RSP Architects was retained by Five Star Development, the owner, as the project architect to provide the design concept, construction documents, and construction administration for a development known as the Palmeraise.  For its services RSP Architects was to receive approximately $3,000,000.00.  Prior to completion of the project RSP Architects ceased to provide service and submitted a final invoice for its services.  Five Star Development never objected to any of the line items on the invoice nor the amount sought by RSP Architects in the invoice.

RSP Architects claimed that pursuant to Arizona’s Prompt Pay Act, A.R.S. § 32-1129 et seq, Five Star Development had fourteen (14) days to issue a written objection to the invoice or else it was deemed approved and certified.  Once approved and certified, the owner has seven (7) days to pay the invoice.  A.R.S. § 32-1129.01(A).  Five Star Development did not timely object to the invoice so RSP Architects claimed that pursuant to the Prompt Pay Act, Five Star Development had no defense for its claim that RSP Architects was owed the full amount of the invoice.

In its analysis the Arizona Court of Appeals went through the legislative history of the Prompt Pay Act as well as other construction related statutes such as the anti-indemnity statute.  In doing so, the court found that the intent of the legislature was to not include design professionals such as architects or engineers.  The drafters of the legislature intended that the Prompt Pay Act would only apply to construction professionals licensed by the Arizona Registrar of Contractors.  The only exception to this is when architects and engineers are performing services that are construction services normally performed by construction professionals.  This, however, was not the case for RSP Architects as the construction administration services it contracted to perform are services performed normally by architects.

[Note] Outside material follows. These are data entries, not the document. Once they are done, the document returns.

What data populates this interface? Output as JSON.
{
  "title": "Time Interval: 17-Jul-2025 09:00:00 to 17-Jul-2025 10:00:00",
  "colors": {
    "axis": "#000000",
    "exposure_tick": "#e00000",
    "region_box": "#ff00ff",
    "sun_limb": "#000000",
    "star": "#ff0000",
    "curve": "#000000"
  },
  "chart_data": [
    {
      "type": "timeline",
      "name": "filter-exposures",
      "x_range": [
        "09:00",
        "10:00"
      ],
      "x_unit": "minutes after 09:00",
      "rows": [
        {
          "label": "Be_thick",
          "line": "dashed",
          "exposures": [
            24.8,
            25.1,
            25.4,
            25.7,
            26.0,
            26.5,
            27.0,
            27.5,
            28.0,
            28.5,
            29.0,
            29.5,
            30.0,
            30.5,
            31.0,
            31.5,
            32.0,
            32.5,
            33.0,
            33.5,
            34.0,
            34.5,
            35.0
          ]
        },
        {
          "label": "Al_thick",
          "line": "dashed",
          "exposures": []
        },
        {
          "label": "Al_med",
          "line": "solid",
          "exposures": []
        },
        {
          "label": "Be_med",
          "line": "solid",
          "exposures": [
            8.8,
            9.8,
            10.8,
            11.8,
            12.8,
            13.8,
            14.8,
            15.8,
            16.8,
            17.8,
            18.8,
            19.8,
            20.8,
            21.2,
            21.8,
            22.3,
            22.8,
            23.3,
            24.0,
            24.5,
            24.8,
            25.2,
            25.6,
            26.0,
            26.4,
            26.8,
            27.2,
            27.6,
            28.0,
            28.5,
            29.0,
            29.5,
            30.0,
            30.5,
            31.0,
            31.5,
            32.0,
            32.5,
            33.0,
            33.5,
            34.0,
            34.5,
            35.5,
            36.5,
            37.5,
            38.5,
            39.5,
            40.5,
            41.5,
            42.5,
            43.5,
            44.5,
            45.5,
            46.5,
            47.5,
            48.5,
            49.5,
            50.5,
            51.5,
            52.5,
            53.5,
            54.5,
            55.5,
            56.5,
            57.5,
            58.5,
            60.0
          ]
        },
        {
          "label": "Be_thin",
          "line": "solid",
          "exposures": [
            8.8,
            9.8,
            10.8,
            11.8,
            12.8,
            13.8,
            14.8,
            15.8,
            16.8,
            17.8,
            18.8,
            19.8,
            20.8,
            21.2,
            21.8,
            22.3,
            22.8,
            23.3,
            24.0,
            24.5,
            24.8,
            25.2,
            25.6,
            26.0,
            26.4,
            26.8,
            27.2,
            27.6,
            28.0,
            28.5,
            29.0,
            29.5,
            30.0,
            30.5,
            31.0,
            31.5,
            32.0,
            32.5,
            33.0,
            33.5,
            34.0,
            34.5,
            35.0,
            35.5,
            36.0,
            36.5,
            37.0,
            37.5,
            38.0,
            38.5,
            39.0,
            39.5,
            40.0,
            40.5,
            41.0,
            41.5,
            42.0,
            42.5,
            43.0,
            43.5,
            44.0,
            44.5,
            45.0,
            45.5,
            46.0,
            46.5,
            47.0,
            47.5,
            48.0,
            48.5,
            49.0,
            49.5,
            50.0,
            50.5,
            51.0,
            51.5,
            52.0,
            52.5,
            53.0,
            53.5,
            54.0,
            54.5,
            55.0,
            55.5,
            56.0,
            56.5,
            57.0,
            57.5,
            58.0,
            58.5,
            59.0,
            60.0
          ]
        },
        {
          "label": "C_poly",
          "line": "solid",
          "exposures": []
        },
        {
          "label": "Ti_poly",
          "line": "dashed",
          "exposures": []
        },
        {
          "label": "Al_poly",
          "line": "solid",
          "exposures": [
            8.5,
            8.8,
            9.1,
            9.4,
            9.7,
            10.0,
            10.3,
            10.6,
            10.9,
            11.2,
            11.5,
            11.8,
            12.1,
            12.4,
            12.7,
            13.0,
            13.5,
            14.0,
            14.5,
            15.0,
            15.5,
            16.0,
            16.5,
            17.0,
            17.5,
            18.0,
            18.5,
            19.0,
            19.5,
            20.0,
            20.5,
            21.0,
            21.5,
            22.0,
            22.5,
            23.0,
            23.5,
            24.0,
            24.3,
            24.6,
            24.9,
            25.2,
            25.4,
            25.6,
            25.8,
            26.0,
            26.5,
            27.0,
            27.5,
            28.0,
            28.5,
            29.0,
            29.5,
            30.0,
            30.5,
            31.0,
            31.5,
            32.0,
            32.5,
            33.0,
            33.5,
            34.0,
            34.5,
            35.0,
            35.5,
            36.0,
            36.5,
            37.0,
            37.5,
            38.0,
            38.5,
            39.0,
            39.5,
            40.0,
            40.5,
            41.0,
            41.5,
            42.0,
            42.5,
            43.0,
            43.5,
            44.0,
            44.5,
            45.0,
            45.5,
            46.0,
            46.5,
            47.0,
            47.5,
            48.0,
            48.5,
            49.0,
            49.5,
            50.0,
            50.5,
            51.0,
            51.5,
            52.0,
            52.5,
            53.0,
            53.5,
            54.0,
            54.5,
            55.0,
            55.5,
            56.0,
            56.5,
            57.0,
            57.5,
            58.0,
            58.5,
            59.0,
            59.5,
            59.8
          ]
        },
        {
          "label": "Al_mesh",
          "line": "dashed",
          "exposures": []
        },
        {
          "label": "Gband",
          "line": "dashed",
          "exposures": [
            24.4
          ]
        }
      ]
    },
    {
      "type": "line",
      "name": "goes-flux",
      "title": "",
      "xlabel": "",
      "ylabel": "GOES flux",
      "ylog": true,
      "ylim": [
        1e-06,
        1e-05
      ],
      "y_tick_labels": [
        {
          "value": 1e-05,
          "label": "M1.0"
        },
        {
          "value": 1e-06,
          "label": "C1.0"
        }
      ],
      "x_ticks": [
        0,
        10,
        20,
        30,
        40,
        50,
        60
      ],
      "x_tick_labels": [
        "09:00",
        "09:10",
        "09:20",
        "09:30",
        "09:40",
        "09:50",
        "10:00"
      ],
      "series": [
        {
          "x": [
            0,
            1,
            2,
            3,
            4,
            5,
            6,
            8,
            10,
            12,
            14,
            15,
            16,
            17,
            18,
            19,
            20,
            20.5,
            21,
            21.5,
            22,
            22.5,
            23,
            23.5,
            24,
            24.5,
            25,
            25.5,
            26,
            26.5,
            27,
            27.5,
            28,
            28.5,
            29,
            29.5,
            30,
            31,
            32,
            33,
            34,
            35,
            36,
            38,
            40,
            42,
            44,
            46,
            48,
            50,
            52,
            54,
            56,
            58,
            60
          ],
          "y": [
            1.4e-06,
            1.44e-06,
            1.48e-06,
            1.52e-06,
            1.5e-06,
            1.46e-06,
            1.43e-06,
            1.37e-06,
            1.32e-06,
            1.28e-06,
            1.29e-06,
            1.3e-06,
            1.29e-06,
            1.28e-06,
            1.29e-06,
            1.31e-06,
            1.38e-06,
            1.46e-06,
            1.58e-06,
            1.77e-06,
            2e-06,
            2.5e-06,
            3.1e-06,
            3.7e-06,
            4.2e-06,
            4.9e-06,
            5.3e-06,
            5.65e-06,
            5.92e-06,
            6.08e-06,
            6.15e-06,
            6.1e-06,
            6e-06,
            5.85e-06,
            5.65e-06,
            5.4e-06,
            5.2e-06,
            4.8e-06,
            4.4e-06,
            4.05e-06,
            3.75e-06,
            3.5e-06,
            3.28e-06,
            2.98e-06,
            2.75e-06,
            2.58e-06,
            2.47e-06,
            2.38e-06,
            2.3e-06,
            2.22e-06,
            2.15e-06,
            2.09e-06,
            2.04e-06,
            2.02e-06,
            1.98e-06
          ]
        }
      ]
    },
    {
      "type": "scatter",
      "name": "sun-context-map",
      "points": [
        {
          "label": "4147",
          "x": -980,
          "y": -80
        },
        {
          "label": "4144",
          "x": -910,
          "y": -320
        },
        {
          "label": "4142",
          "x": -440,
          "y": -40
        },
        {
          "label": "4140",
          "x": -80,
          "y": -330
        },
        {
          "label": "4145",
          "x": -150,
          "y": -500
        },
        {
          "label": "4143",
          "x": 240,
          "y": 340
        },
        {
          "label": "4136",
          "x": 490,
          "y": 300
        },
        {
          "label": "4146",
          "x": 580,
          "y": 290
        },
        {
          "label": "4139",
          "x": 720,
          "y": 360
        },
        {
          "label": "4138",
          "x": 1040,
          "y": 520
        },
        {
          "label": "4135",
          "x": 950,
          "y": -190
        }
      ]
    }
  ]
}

What this means for your company

Unless your company retains an architect or engineer to do the work that is normally only performed by a licensed contractor the Prompt Pay Act with its strict deadlines in responding to invoices does not apply.  In other words, without specific provisions stating otherwise in the contract with your design professional, there is no longer the rush to review and object to a design professional’s invoice within fourteen (14) days of receipt for fear that the invoice will be deemed approved and certified.  This, however, does not mean that your company can now indefinitely delay reviewing and paying the invoices submitted by architects and/or engineers.  In the future, expect to see design professionals attempt to incorporate into their services contracts terms and provisions reinstating the Prompt Pay protections which they have lost with the RSP Architects ruling.